Der Prospekt der Airline unterlaesst es nicht, im Artikel ueber Greater Zimbabwe zu erwaehnen, dass ein Vorvater von Praesident Mugabe angeblich 1889 um den Erhalt von Fundstuecken gegen weisse “Entdecker” gerungen hat, die diese nach Europa und S.A. in Museen brachten. Man kann sich fragen, ob diese Fundstuecke heute ueberhaupt noch existierten, haetten sie dies nicht getan.

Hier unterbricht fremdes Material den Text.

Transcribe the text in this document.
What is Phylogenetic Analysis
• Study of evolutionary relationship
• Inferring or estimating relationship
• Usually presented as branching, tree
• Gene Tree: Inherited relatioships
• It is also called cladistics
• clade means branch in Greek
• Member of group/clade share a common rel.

Und ein Vorfahr Mugabes soll ebenfalls Greater Zimbabwe im 17.Jh. wieder als Kultstaette in Betrieb genommen haben, nachdem es im 16.Jh. verlassen worden war. Fuer einen Afrikaner, dem Ahnenkult und-glaube sehr wichtig sind, sind solche “Informationen” beeindruckend und geradezu verpflichtend und geben dem “Grossen Fuehrer” einen Glanz von “Respekt vor den Ahnen”.

Im Flugzeug treffen wir Terry und Mike wieder. Ersterem ist es sichtbar peinlich, dass er uns versetzt hat. Er faehrt uns zum Haus von Andy und Lisa und laedt uns ein, ihn zu besuchen.